At Granite City’s hospital, where Clements had studied nursing, she told staff to give her a morphine injection in the toe — the only spot of her body that wasn’t burned. There, her class ring was cut off. ... She died about 12 hours later.”

The casualties continued in the aftermath of the fire. One woman who had lost an 11-year old son in the blaze, after attending a solemn memorial service, died a few hours later from grief and shock.

The gruesome removal of bodies from the burned-out building continued in the days following the fire; then a spirit of renewal and hope swept throughout the county as people began to talk about the need to rebuild the hospital. Soon, as the St. Anthony Memorial Hospital Centennial Report later stated, “Out of the havoc, a community unites.” By three o’clock in the morning, during the night of the fire, a Protestant layman, J. William Everhart, paid a visit to the parish home of a Catholic priest to offer his services in the effort to rebuild the hospital. Within one hour, church and hospital officials accepted his generous proposal. Everhart became the chairman of the hospital finance committee.

Before the end of the same day, an enthusiastic organization, “The Effingham Civic Foundation,” had been assembled to spearhead the effort to get financial contributions from local citizens, and to publicize the endeavor. There were scores of volunteers who mailed appeals by the thousands, as printers located up to 150 miles from the county produced flyers explaining the monetary needs. High school typing classes joined in the effort as they typed letters for mailing. These letters became known as the Dehn letters, named for the author.

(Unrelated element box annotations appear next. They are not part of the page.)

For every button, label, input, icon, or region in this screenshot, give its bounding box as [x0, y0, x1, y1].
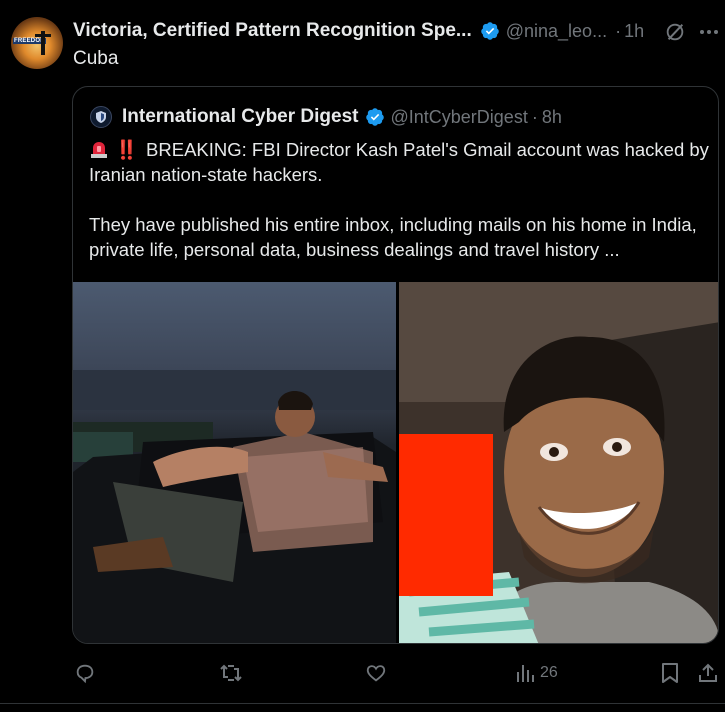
more-icon[interactable] [698, 23, 720, 41]
post-header: Victoria, Certified Pattern Recognition … [73, 18, 713, 44]
quoted-author-handle: @IntCyberDigest [390, 106, 528, 127]
like-icon[interactable] [365, 662, 387, 684]
author-name[interactable]: Victoria, Certified Pattern Recognition … [73, 20, 472, 42]
separator-dot: · [531, 106, 538, 127]
avatar[interactable]: FREEDOM [11, 17, 63, 69]
shield-icon [96, 111, 106, 123]
views-icon[interactable] [514, 662, 536, 684]
double-exclamation-icon: ‼️ [115, 139, 139, 160]
separator-dot: · [615, 20, 622, 41]
photo-couch-scene [73, 370, 396, 643]
verified-icon [365, 108, 384, 126]
repost-icon[interactable] [219, 662, 243, 684]
quoted-post[interactable]: International Cyber Digest @IntCyberDige… [72, 86, 719, 644]
post-text: Cuba [73, 48, 119, 69]
author-handle[interactable]: @nina_leo... [506, 21, 607, 42]
view-count: 26 [540, 664, 558, 681]
reply-icon[interactable] [74, 662, 96, 684]
quoted-paragraph-1-text: BREAKING: FBI Director Kash Patel's Gmai… [89, 139, 709, 185]
quoted-author-name: International Cyber Digest [122, 106, 359, 127]
quoted-time: 8h [541, 106, 562, 127]
share-icon[interactable] [697, 662, 719, 684]
siren-icon [91, 142, 107, 158]
bookmark-icon[interactable] [660, 662, 680, 684]
quoted-image-1[interactable] [73, 282, 396, 643]
quoted-paragraph-1: ‼️ BREAKING: FBI Director Kash Patel's Gm… [89, 137, 709, 187]
quoted-header: International Cyber Digest @IntCyberDige… [90, 105, 562, 129]
divider [0, 703, 725, 704]
quoted-text: ‼️ BREAKING: FBI Director Kash Patel's Gm… [89, 137, 709, 262]
photo-closeup [399, 282, 718, 643]
verified-icon [480, 22, 499, 40]
redaction-box [399, 434, 493, 596]
quoted-paragraph-2: They have published his entire inbox, in… [89, 214, 697, 260]
post-time[interactable]: 1h [624, 21, 644, 42]
quoted-avatar [90, 106, 112, 128]
grok-icon[interactable] [664, 21, 686, 43]
action-bar: 26 [0, 658, 725, 690]
quoted-image-2[interactable] [399, 282, 718, 643]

$125,000 came into the foundation’s treasury from the greater Effingham area, as well as $406,527.67 from the 48 states which composed the United States at that time, and from four foreign countries. Boy Scouts stood on street corners collecting funds. Especially significant it seemed was the impact of that Life magazine article in publicizing the tragedy and in appealing to the generosity of the American public. Other dollars came from the federal government ($1,690,185.69), the State of Illinois ($487,888.65), and the Hospital Sisters of the Third Order of St. Francis ($1,646,546.67). The last named group also financed the chapel and garage.

The ground-breaking ceremony for the new structure was on Aug. 15, 1951, when the cornerstone was set in place in a solemn ceremony led by Bishop William A. O’Connor of Springfield. Approximately 1,000 people gathered for the event to listen to a series of speakers tell the story of the progress in the rebuilding effort.

When the dedication of the new hospital took place, on May 16, 1954, thousands went to the hospital grounds to hear Illinois’ governor, William Stratton, deliver the main address. Attendees saw that the area had united in triumph over one of the great tragedies in the nation’s history. From the ashes, a structure of great beauty had arisen. The building remains an object of great pride throughout the region.